Chasing River (Burying Water #3)(99)
THIRTY-FIVE
River
The air is thicker in this little hospital room than elsewhere.
Or maybe it’s that seeing my brother—his body basically mummified in gauze, with an IV drip full of morphine needed to numb his pain, and his usual perma-grin lost—is making it hard for me to breathe.
The chair legs scrape against the linoleum floor as I drag it closer.
Rowen’s eyes open and shift to catch mine. “Have they arrested Ma yet?” he croaks.
I chuckle, despite everything. Breaking the news about Aengus and his looming incarceration to her wasn’t easy but it was unavoidable, seeing as the second she saw the garda outside his door, she went off on him, accusing them of being “a little too late with the protection.” “She’s in the cafeteria, getting something to eat. She’ll be back in a bit.”
“I could hear her yelling.”
“I don’t doubt it.” I pause to study the bandaged stump lying across the hospital bed. “What does it feel like?”
“Like I still have a leg.” His listless eyes stare up at the ceiling. “Though I can’t feel much with all these drugs, thank Christ. You should see the nurse that just popped her head in while you were gone.” A lazy smirk lifts the right side of his mouth. “Do you think she’ll give me a sponge bath if I ask?”
I shake my head. At least Rowen’s spirit wasn’t blown apart with his body. He’s always been one to make the best of any situation. I can’t say I’d be making jokes right now, if I were in his place. And I deserve to be, more so than Rowen does. This shouldn’t have happened to him. If I’d just listened to Amber in the first place and talked to Duffy, he’d still have his leg and Delaney’s wouldn’t be a pile of firewood.
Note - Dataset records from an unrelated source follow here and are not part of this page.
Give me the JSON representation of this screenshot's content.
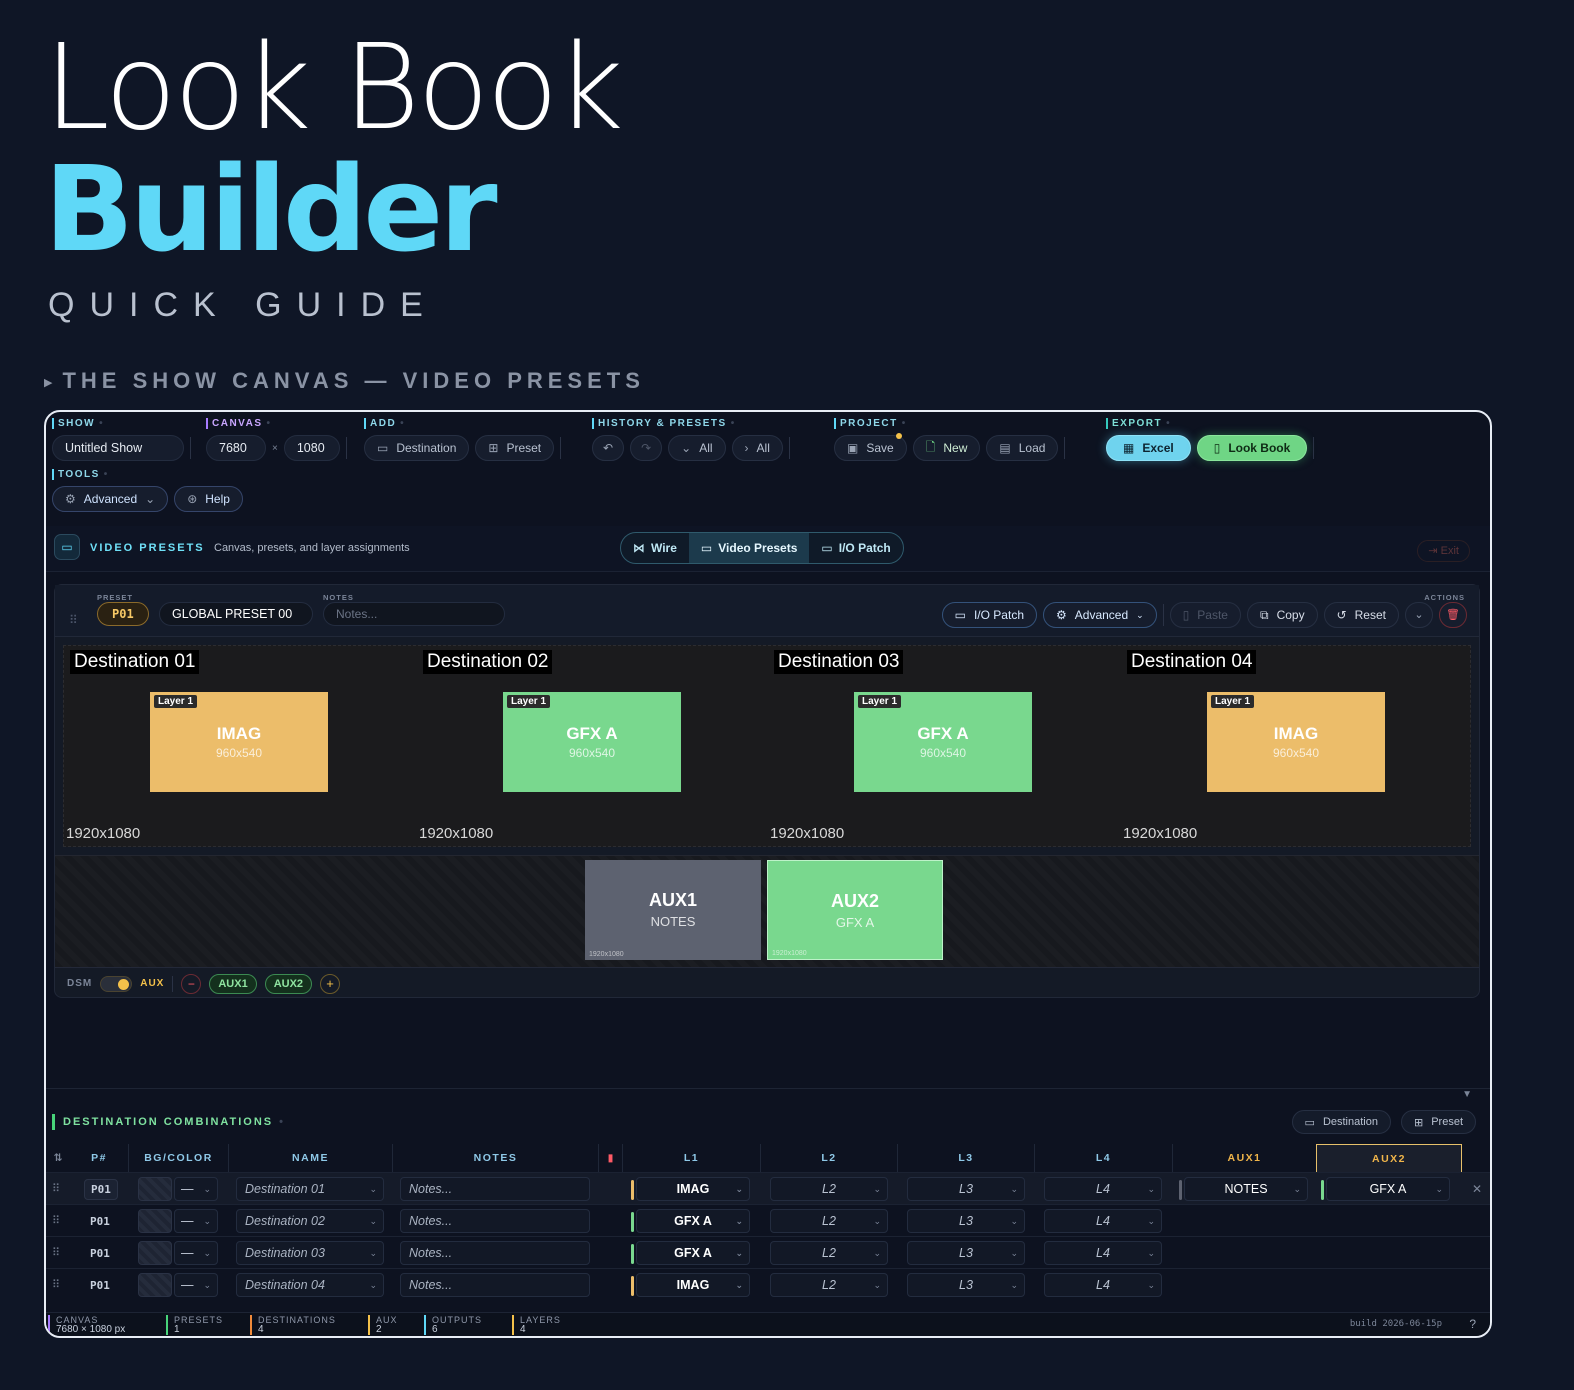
{
  "hero": {
    "line1": "Look Book",
    "line2": "Builder",
    "line3": "QUICK GUIDE"
  },
  "section": {
    "title": "THE SHOW CANVAS — VIDEO PRESETS"
  },
  "colors": {
    "accent": "#5fd8f7",
    "imag": "#ecbd6a",
    "gfx": "#79d88e",
    "aux_grey": "#5d6270",
    "delete": "#ff5a66"
  },
  "toolbar": {
    "show": {
      "label": "SHOW",
      "value": "Untitled Show"
    },
    "canvas": {
      "label": "CANVAS",
      "width": "7680",
      "x": "×",
      "height": "1080"
    },
    "add": {
      "label": "ADD",
      "destination": "Destination",
      "preset": "Preset"
    },
    "history": {
      "label": "HISTORY & PRESETS",
      "undo_icon": "↶",
      "redo_icon": "↷",
      "collapse_all": "All",
      "expand_all": "All"
    },
    "project": {
      "label": "PROJECT",
      "save": "Save",
      "new": "New",
      "load": "Load"
    },
    "export": {
      "label": "EXPORT",
      "excel": "Excel",
      "lookbook": "Look Book"
    },
    "tools": {
      "label": "TOOLS",
      "advanced": "Advanced",
      "help": "Help"
    }
  },
  "view": {
    "title": "VIDEO PRESETS",
    "subtitle": "Canvas, presets, and layer assignments",
    "tabs": [
      "Wire",
      "Video Presets",
      "I/O Patch"
    ],
    "active_tab": "Video Presets",
    "exit": "Exit"
  },
  "preset": {
    "preset_label": "PRESET",
    "notes_label": "NOTES",
    "actions_label": "ACTIONS",
    "id": "P01",
    "name": "GLOBAL PRESET 00",
    "notes_placeholder": "Notes...",
    "io_patch": "I/O Patch",
    "advanced": "Advanced",
    "paste": "Paste",
    "copy": "Copy",
    "reset": "Reset"
  },
  "destinations": [
    {
      "title": "Destination 01",
      "res": "1920x1080",
      "layer_tag": "Layer 1",
      "source": "IMAG",
      "source_res": "960x540",
      "kind": "imag"
    },
    {
      "title": "Destination 02",
      "res": "1920x1080",
      "layer_tag": "Layer 1",
      "source": "GFX A",
      "source_res": "960x540",
      "kind": "gfx"
    },
    {
      "title": "Destination 03",
      "res": "1920x1080",
      "layer_tag": "Layer 1",
      "source": "GFX A",
      "source_res": "960x540",
      "kind": "gfx"
    },
    {
      "title": "Destination 04",
      "res": "1920x1080",
      "layer_tag": "Layer 1",
      "source": "IMAG",
      "source_res": "960x540",
      "kind": "imag"
    }
  ],
  "aux": [
    {
      "name": "AUX1",
      "source": "NOTES",
      "res": "1920x1080"
    },
    {
      "name": "AUX2",
      "source": "GFX A",
      "res": "1920x1080"
    }
  ],
  "dsm": {
    "label": "DSM",
    "mode": "AUX",
    "pills": [
      "AUX1",
      "AUX2"
    ]
  },
  "combos": {
    "title": "DESTINATION COMBINATIONS",
    "add_destination": "Destination",
    "add_preset": "Preset",
    "headers": {
      "p": "P#",
      "bg": "BG/COLOR",
      "name": "NAME",
      "notes": "NOTES",
      "l1": "L1",
      "l2": "L2",
      "l3": "L3",
      "l4": "L4",
      "aux1": "AUX1",
      "aux2": "AUX2"
    },
    "rows": [
      {
        "p": "P01",
        "bg": "—",
        "name": "Destination 01",
        "notes": "Notes...",
        "l1": "IMAG",
        "l2": "L2",
        "l3": "L3",
        "l4": "L4",
        "aux1": "NOTES",
        "aux2": "GFX A"
      },
      {
        "p": "P01",
        "bg": "—",
        "name": "Destination 02",
        "notes": "Notes...",
        "l1": "GFX A",
        "l2": "L2",
        "l3": "L3",
        "l4": "L4"
      },
      {
        "p": "P01",
        "bg": "—",
        "name": "Destination 03",
        "notes": "Notes...",
        "l1": "GFX A",
        "l2": "L2",
        "l3": "L3",
        "l4": "L4"
      },
      {
        "p": "P01",
        "bg": "—",
        "name": "Destination 04",
        "notes": "Notes...",
        "l1": "IMAG",
        "l2": "L2",
        "l3": "L3",
        "l4": "L4"
      }
    ]
  },
  "status": {
    "canvas": {
      "label": "CANVAS",
      "value": "7680 × 1080 px"
    },
    "presets": {
      "label": "PRESETS",
      "value": "1"
    },
    "destinations": {
      "label": "DESTINATIONS",
      "value": "4"
    },
    "aux": {
      "label": "AUX",
      "value": "2"
    },
    "outputs": {
      "label": "OUTPUTS",
      "value": "6"
    },
    "layers": {
      "label": "LAYERS",
      "value": "4"
    },
    "build": "build 2026-06-15p",
    "help": "?"
  }
}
That hard marble that lodged in my throat three hours ago, when Ma and I first walked in here, suddenly expands. I hang my head, unable to stop the tear that slips out from the corner of my eye. “I’m so sorry, Rowen.”
Silence falls over the room.
Finally he sighs, and says in a rare somber voice, rank with emotion, “This is all on Aengus. Not you, not anyone else.” When I look up, I find a matching drop rolling down his cheek. It only spurs on more of my own.
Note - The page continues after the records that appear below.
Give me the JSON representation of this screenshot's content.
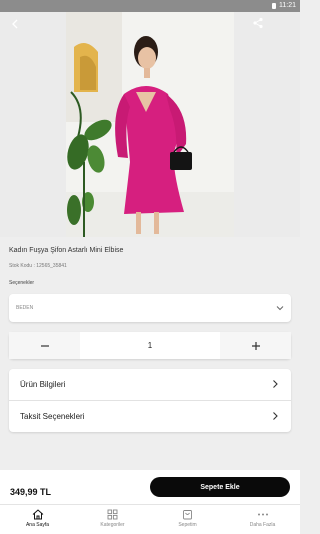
{
  "status_bar": {
    "time": "11:21"
  },
  "header": {
    "back_icon": "chevron-left-icon",
    "share_icon": "share-icon"
  },
  "product": {
    "title": "Kadın Fuşya Şifon Astarlı Mini Elbise",
    "sku": "Stok Kodu : 12565_35841",
    "options_label": "Seçenekler",
    "size_select": {
      "label": "BEDEN"
    },
    "quantity": "1",
    "price": "349,99 TL"
  },
  "sections": [
    {
      "label": "Ürün Bilgileri"
    },
    {
      "label": "Taksit Seçenekleri"
    }
  ],
  "cart": {
    "add_label": "Sepete Ekle"
  },
  "tabs": [
    {
      "label": "Ana Sayfa",
      "icon": "home-icon"
    },
    {
      "label": "Kategoriler",
      "icon": "grid-icon"
    },
    {
      "label": "Sepetim",
      "icon": "bag-icon"
    },
    {
      "label": "Daha Fazla",
      "icon": "more-icon"
    }
  ],
  "colors": {
    "dress": "#d61f7f",
    "button": "#0a0a0a",
    "background": "#eeeeee"
  }
}
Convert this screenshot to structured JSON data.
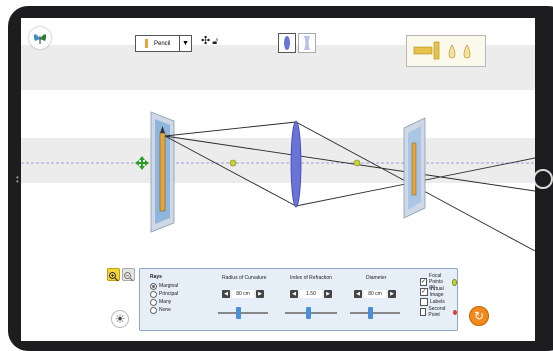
{
  "toolbar": {
    "object_select_value": "Pencil",
    "move_icon": "move-arrows-icon",
    "lock_icon": "lock-icon",
    "lens_convex_icon": "convex-lens-icon",
    "lens_concave_icon": "concave-lens-icon",
    "screen_icons": [
      "ruler-icon",
      "flame-icon",
      "flame-icon"
    ]
  },
  "controls": {
    "rays": {
      "title": "Rays",
      "options": [
        "Marginal",
        "Principal",
        "Many",
        "None"
      ],
      "selected": "Marginal"
    },
    "radius": {
      "title": "Radius of Curvature",
      "value": "80 cm",
      "level": 0.4
    },
    "index": {
      "title": "Index of Refraction",
      "value": "1.50",
      "level": 0.45
    },
    "diameter": {
      "title": "Diameter",
      "value": "80 cm",
      "level": 0.4
    },
    "checks": [
      {
        "label": "Focal Points (F)",
        "checked": true
      },
      {
        "label": "Virtual Image",
        "checked": true
      },
      {
        "label": "Labels",
        "checked": false
      },
      {
        "label": "Second Point",
        "checked": false
      }
    ]
  },
  "colors": {
    "lens": "#6a74d8",
    "axis": "#8a7bd6",
    "focal_point": "#c8d23a",
    "move_handle": "#2aa02a",
    "panel_bg": "#e6eef7",
    "panel_border": "#8fa9c5",
    "reset": "#f08a1a"
  }
}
I wipe them away with my knuckles. He doesn’t need me here, crying. Ma’s done enough of that. “You’re going to get better. We’ll get you fitted with a leg. You’ll be walking around and pouring pints again in no time.” I hope the doctors are wrong about the nerve damage. I don’t know if I can handle seeing Rowen in the kind of pain that our da has suffered all these years. “I’ll talk to your school tomorrow.”
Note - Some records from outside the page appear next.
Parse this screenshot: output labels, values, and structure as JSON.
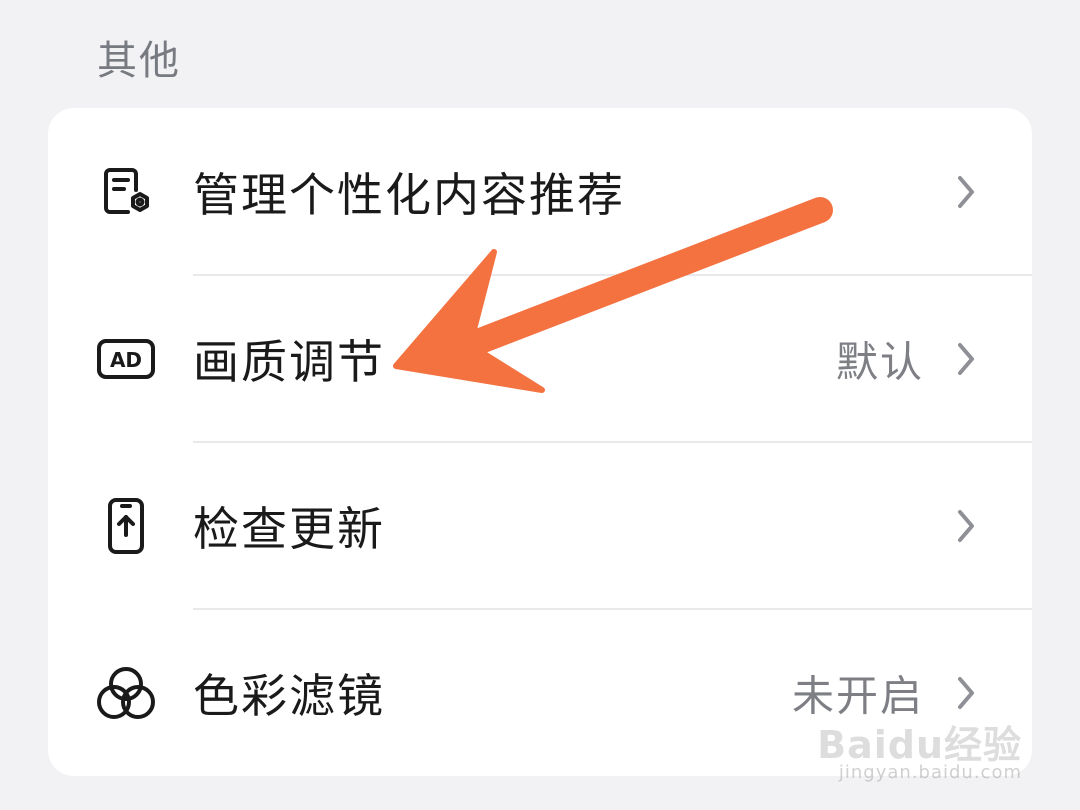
{
  "section": {
    "title": "其他"
  },
  "rows": [
    {
      "icon": "document-settings-icon",
      "label": "管理个性化内容推荐",
      "value": ""
    },
    {
      "icon": "ad-icon",
      "label": "画质调节",
      "value": "默认"
    },
    {
      "icon": "phone-upload-icon",
      "label": "检查更新",
      "value": ""
    },
    {
      "icon": "color-circles-icon",
      "label": "色彩滤镜",
      "value": "未开启"
    }
  ],
  "ad_icon_text": "AD",
  "annotation": {
    "color": "#f47140",
    "target": "画质调节"
  },
  "watermark": {
    "logo": "Baidu经验",
    "url": "jingyan.baidu.com"
  },
  "colors": {
    "background": "#f2f2f4",
    "card": "#ffffff",
    "label": "#1a1a1a",
    "secondary": "#7d7f85",
    "divider": "#e9e9eb",
    "chevron": "#8e9096"
  }
}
“Was Ma being realistic about the pub being open again in a month or two?”
I sigh. And shake my head. “You know how slow insurance companies move.”
“What are they going to do for money? How are they going to—”
“They’ll be fine. Besides, that’s not for you to worry about. You just worry about getting better and getting out of here. Ma will have your old room ready for ya.”
He groans. “Bloody hell. She’ll be trying to wipe me own arse, won’t she?”
I start to laugh. Because he’s right. “For a while. Then you’ll be strong enough to come back to Dublin. At least we don’t have to sell the house anymore.” With Aengus heading to prison, the need to move away from him isn’t there. By the time he gets out—if he makes it out of there alive—we’ll likely be living elsewhere anyway.
“I heard you and Ma talking outside the door. Did he really confess to that bombing?” Aengus has never been one to own up to his mistakes, so I can understand the doubt in his Rowen’s voice.
“Yeah. I didn’t give him much choice.”
“What’s going to happen to him?”
“Nothing that wouldn’t have happened to him eventually.” As much as I dread the day we get the phone call from Portlaoise informing us that we need to be planning for a funeral, at least we’re not going to get caught in the line of fire again.
“I guess. I just . . .” Rowen’s eyelids begin sticking together. He hasn’t been conscious for more than half an hour at a time.
I ease out of my chair, gritting against the throb in my thigh. I have no right to moan about anything next to Rowen. “I’m heading back to Amber’s now. I’ll be here in the morning.”
“Going to spend some quality time with your future father-in-law?”
Now it’s my turn to groan. The second those sharp, near-black eyes of his settled on me earlier today, I knew he’d already made a decision, and it wouldn’t be a favorable one for me. That was before Amber told him why he had to jump on a plane and fly across an ocean.
I’m actually dreading this. Part of me thinks I should just head home for the night. If I weren’t so desperate to see Amber, I would.
“I’ll save you a bed next to me. I’m sure you’ll . . .” His words drift off.
“Get some rest, brother.” I shut the door quietly behind me and head down the hall, around the corner. The garda standing outside Aengus’s room recognizes me and nods once, his gaze darting behind me. Probably wondering if he’ll need to restrain Marion Delaney again. I slow just long enough to peer through the window in the door, to see Aengus lying in his bed, his eyes closed. His wrist handcuffed to the bedrail.